The hearing in the High Court of Justice on Tuesday for petitions against the coalition’s “reasonableness” law will be perhaps the most cataclysmic clash between the state’s governing authorities ever witnessed in the country’s history.

On one side will be an array of government watchdog and civil society organizations arguing that the Basic Law amendment passed in July, which curtails the court’s ability to judge government decisions based on a doctrine of reasonableness, does mortal damage to Israel’s democracy.

On the other side will be the government insisting that it does no such thing, and that the court has no right of judicial review over quasi-constitutional Basic Laws.
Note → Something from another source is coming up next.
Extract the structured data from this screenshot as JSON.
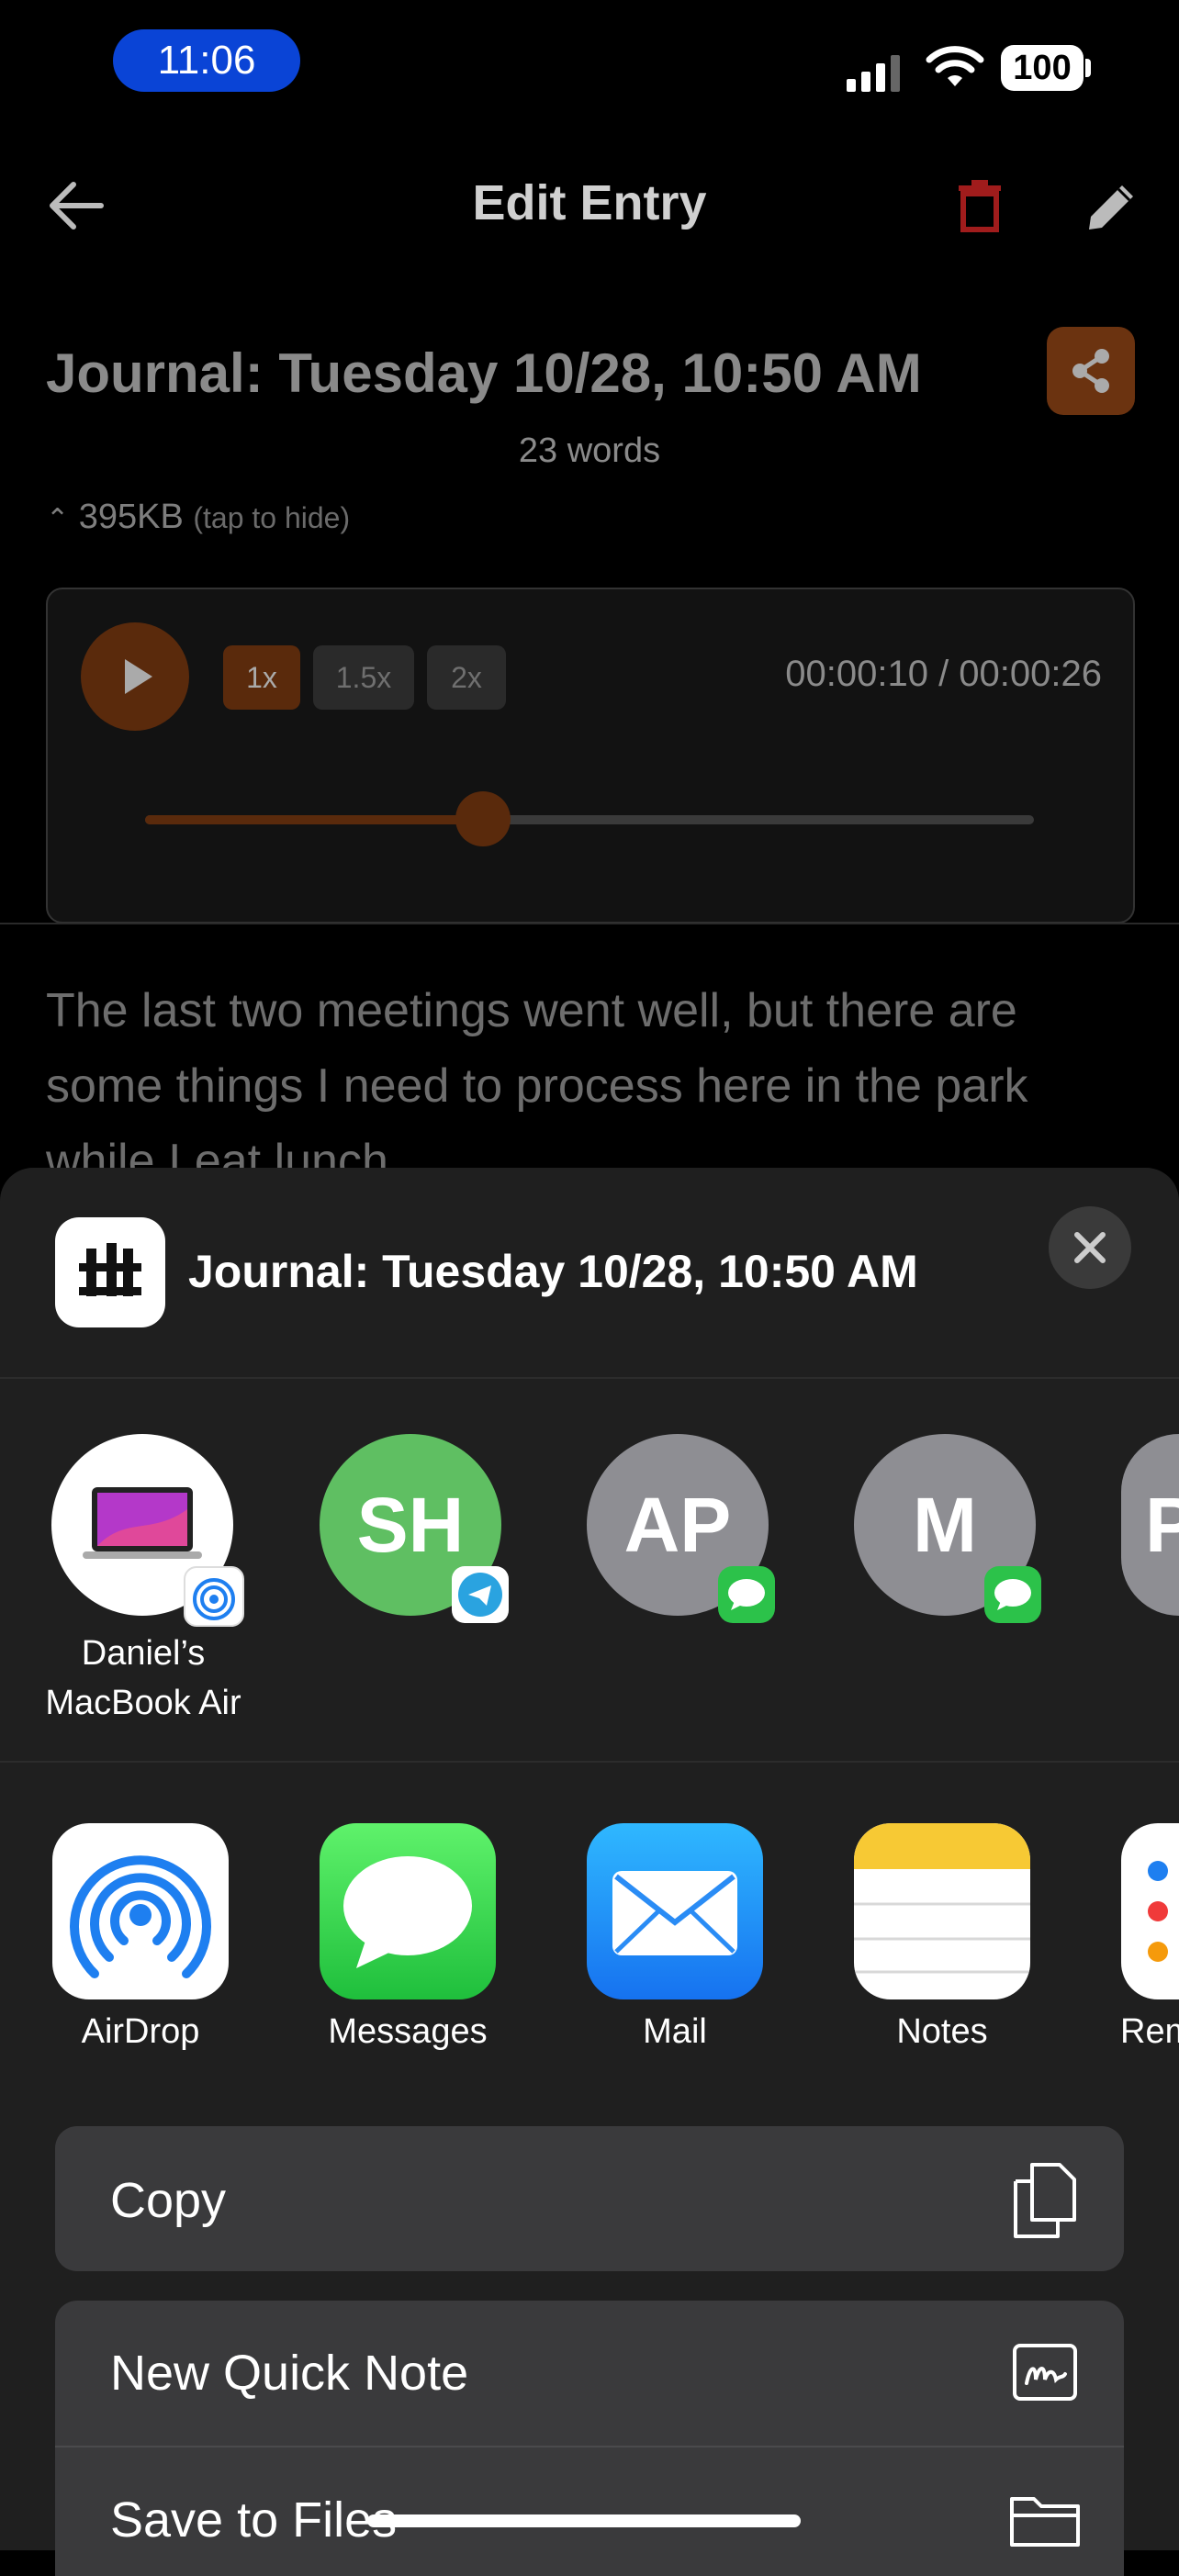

And in the middle will be the court, which has in the past already asserted its right to review Basic Laws under limited circumstances, but which must decide if the terms of the reasonableness law warrant the use of the doomsday weapon of striking down legislation of a constitutional nature.

The momentous and extraordinary nature of this clash will be demonstrated by the sight of all 15 justices of the High Court assembled, somewhat squished, on the court bench, the first time a panel of this size will ever have been convened.

An amendment to Basic Law: The Judiciary, the reasonableness law bans all courts, including the Supreme Court, from deliberating and ruling against government and ministerial decisions on the basis of the judicial standard of reasonableness.

Prime Minister Benjamin Netanyahu (right) with Justice Minister Yariv Levin during a cabinet meeting at the Prime Minister’s Office in Jerusalem on September 10, 2023. (Chaim Goldberg/Flash90)

That reasonableness standard had allowed the Supreme Court to annul government and ministerial decisions if it believed that there had been substantive problems with the considerations used in such decisions, or the weight given to those considerations.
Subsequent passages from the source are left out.